IL PRIMO MAGAZINE ONLINE ITALIANO
PER ORIENTARTI NEL MONDO DEL VINO

Editoriale di Fabio Piccoli

Gli editoriali di approfondimento del Direttore Fabio Piccoli
Editoriale di Fabio Piccoli Venerdi 03 Settembre 2021

Cibus ci riporta la bellezza della normalità

Dopo quasi due anni, finalmente si è tornati ad una fiera in presenza con circa 2.000 espositori e migliaia di visitatori a testimoniare che le relazioni personali non potranno mai essere sostituite dalla pur utile attività digitale.

di Fabio Piccoli

È vero che probabilmente “tutto non sarà più come prima”, ma è altrettanto certo che le relazioni commerciali dirette, in presenza, soprattutto in un comparto particolare come quello agroalimentare, non saranno mai sostituibili.
È questo il primo pensiero che mi è venuto in mente entrando il 31 agosto scorso alla Fiera di Parma per visitare la 20a edizione di Cibus (di fatto la prima grande fiera internazionale a riaprire).

L’importante fiera dell’agroalimentare sta chiudendo in queste ore ed aver potuto organizzare una manifestazione di questo livello in presenza è stato un gran successo. Un plauso quindi va subito a Fiere di Parma e Federalimentare per l’impeccabile organizzazione e per essere riusciti a mettere comunque tutti in sicurezza, garantendo al meglio sia il rispetto delle norme anti Covid-19 sia le attività commerciali tra gli stand.

Eravamo tutti molto emozionati dopo quasi due anni di assenza da fiere, manifestazioni in presenza.

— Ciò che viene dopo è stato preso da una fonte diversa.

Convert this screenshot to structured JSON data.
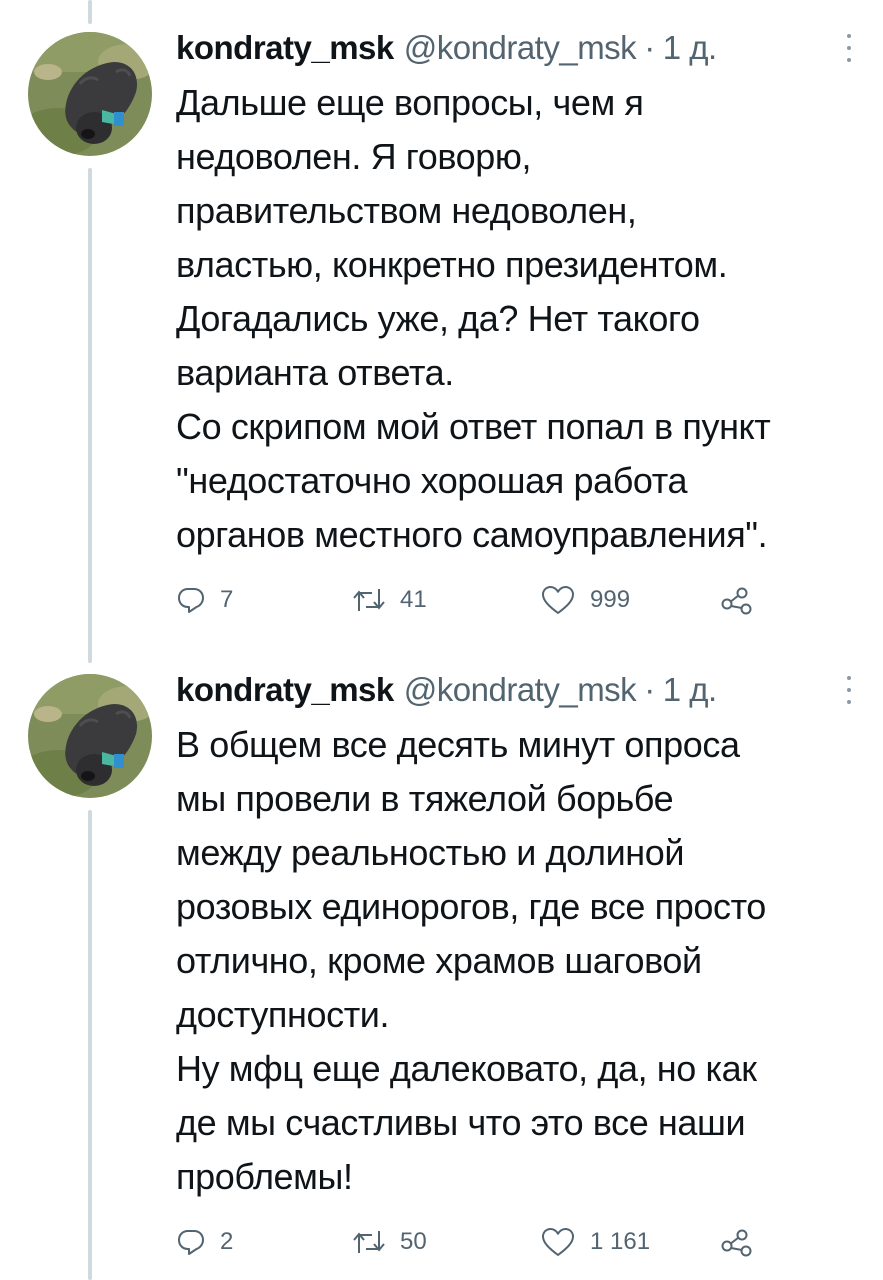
{
  "tweets": [
    {
      "author_name": "kondraty_msk",
      "handle": "@kondraty_msk",
      "separator": "·",
      "time": "1 д.",
      "lines": [
        "Дальше еще вопросы, чем я",
        "недоволен. Я говорю,",
        "правительством недоволен,",
        "властью, конкретно президентом.",
        "Догадались уже, да? Нет такого",
        "варианта ответа.",
        "Со скрипом мой ответ попал в пункт",
        "\"недостаточно хорошая работа",
        "органов местного самоуправления\"."
      ],
      "replies": "7",
      "retweets": "41",
      "likes": "999"
    },
    {
      "author_name": "kondraty_msk",
      "handle": "@kondraty_msk",
      "separator": "·",
      "time": "1 д.",
      "lines": [
        "В общем все десять минут опроса",
        "мы провели в тяжелой борьбе",
        "между реальностью и долиной",
        "розовых единорогов, где все просто",
        "отлично, кроме храмов шаговой",
        "доступности.",
        "Ну мфц еще далековато, да, но как",
        "де мы счастливы что это все наши",
        "проблемы!"
      ],
      "replies": "2",
      "retweets": "50",
      "likes": "1 161"
    }
  ],
  "icons": {
    "avatar": "dog-photo-avatar",
    "reply": "reply-icon",
    "retweet": "retweet-icon",
    "like": "heart-icon",
    "share": "share-icon",
    "more": "more-options-icon"
  },
  "colors": {
    "text": "#0f1419",
    "secondary": "#536471",
    "thread_line": "#cfd9de",
    "background": "#ffffff"
  }
}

Ammetto che prima di entrare in Fiera mi aspettavo di trovare il deserto; invece, la presenza degli espositori non solo era in numero decisamente elevato (circa 2.000) e di ottima profilazione, ma anche gli operatori non sono mancati, sia italiani ma anche con una buona presenza internazionale.

Quello che a mio parere contava di più era verificare non solo la tenuta organizzativa di una manifestazione live in tempi ancora purtroppo di pandemia ma anche il desiderio, l’interesse di aziende e operatori di partecipare ad un evento finalmente “analogico” dopo la sbornia di quelli digitali. È stato bellissimo, e non lo scrivo per spirito nostalgico: sono infatti convinto che ormai la cosiddetta ibridazione (tra eventi in presenza e digitali) è una realtà ineluttabile anche nel mondo fieristico e nell’attività commerciale e comunicativa delle imprese.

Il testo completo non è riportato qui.